Working women are earning anywhere between $131 and $454 a week less on average depending on which state or territory they live in.
Figures from the Workplace Gender Equity Agency on Friday point to a national gap of 14 per cent or $253.
“In every state and territory of Australia, women are dealing with the consequences of pay gaps favouring men,” agency director Libby Lyons said.
Western Australia posted the widest gender pay gap, with women on average earning $454 a week less than their male counterparts.
The difference was slimmest in Tasmania at $131.
Ms Lyons had a clear message for employees to help close the gap.
“Set targets, measure your progress, make people accountable for the outcomes and report the results to your board and executive team,” she said.
“Make sure all of your employees – women and men – have equal access to flexible work and paid parental leave. If all employers do this, the pay gap will continue to head south.”

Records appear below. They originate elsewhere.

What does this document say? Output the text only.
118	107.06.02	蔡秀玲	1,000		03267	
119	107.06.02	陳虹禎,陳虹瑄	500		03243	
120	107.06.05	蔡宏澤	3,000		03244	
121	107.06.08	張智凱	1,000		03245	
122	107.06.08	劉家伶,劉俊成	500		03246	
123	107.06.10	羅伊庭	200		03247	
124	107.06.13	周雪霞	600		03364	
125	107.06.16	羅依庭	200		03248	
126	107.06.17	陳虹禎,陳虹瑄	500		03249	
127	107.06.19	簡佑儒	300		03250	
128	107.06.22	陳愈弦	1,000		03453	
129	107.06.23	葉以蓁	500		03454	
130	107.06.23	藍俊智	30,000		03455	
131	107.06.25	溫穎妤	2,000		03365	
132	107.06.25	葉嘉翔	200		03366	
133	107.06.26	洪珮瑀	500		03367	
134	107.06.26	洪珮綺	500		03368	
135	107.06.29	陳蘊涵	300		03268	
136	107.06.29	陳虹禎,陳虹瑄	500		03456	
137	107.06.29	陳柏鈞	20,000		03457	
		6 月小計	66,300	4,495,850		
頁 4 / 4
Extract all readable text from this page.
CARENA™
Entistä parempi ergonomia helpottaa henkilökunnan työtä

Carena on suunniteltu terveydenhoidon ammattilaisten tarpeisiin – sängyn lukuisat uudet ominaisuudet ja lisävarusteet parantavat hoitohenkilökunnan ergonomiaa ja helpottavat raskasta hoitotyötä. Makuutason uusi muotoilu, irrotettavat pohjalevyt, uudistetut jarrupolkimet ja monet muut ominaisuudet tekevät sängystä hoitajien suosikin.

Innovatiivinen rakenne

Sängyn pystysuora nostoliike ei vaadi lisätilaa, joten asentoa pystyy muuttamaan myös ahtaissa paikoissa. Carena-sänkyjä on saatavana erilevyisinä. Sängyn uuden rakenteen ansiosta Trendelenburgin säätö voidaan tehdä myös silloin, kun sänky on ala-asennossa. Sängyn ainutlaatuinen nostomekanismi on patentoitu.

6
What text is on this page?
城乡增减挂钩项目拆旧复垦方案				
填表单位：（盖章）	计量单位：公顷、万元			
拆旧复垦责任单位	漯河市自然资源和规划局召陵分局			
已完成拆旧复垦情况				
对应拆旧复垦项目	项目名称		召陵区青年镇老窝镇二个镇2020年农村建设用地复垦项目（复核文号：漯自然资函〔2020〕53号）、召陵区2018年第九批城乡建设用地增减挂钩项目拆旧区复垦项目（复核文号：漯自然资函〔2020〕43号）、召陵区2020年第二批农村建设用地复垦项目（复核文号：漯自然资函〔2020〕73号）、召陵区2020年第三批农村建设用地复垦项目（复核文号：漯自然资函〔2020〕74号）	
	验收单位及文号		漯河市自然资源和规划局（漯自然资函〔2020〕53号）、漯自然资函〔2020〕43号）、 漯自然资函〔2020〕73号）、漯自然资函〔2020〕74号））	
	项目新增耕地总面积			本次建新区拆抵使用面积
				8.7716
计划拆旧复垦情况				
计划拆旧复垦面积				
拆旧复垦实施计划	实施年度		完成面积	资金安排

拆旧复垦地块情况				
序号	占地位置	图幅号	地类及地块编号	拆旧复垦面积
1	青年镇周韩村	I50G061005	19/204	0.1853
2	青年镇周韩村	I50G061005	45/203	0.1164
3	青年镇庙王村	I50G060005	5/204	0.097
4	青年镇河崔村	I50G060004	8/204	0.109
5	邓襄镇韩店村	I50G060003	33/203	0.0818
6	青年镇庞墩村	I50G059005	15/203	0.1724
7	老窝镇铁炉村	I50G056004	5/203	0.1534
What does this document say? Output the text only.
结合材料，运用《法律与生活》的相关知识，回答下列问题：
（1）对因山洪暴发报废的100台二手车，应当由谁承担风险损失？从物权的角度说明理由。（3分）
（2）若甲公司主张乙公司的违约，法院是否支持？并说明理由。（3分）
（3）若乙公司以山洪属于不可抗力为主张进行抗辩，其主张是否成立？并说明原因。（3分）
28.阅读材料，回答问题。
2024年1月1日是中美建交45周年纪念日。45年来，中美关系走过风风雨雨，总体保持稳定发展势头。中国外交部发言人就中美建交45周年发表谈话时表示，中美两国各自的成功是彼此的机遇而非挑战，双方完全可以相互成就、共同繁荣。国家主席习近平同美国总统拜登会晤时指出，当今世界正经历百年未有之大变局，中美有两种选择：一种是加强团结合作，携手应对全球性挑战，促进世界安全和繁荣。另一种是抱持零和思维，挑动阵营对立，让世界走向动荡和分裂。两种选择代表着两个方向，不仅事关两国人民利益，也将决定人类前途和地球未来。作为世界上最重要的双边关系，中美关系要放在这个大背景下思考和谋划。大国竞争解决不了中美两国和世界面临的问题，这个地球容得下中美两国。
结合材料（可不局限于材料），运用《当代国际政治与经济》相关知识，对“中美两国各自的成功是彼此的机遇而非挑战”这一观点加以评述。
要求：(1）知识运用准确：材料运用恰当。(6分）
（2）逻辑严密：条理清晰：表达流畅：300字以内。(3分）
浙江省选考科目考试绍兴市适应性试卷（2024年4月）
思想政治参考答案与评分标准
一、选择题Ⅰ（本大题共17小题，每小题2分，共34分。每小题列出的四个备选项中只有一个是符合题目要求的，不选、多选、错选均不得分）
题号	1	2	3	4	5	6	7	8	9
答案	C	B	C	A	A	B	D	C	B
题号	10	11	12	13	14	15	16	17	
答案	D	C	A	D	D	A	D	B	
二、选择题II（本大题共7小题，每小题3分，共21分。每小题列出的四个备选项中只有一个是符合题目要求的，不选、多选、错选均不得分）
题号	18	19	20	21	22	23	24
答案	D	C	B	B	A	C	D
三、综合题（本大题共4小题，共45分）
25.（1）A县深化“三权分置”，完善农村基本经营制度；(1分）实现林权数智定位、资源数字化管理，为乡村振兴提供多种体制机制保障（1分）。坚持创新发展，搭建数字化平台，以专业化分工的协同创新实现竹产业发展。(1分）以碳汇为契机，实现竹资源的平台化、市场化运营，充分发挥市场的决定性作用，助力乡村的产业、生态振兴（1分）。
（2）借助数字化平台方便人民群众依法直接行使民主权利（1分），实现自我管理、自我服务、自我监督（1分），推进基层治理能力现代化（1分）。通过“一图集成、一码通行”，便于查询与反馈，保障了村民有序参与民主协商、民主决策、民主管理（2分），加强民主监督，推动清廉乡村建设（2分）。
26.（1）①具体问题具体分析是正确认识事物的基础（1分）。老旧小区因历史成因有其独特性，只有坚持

Prime Minister Scott Morrison acknowledged in February “we’ve got a lot more work to do” in relation to the nation’s gender pay gap.
In December, Australia failed to make the top 40 in global rankings for gender equality, ranking 44 out of 153, according to a World Economic Forum report.
“That we still have a gender pay gap clearly shows that women and men do not have equal standing in the Australian workforce,” Ms Lyons said.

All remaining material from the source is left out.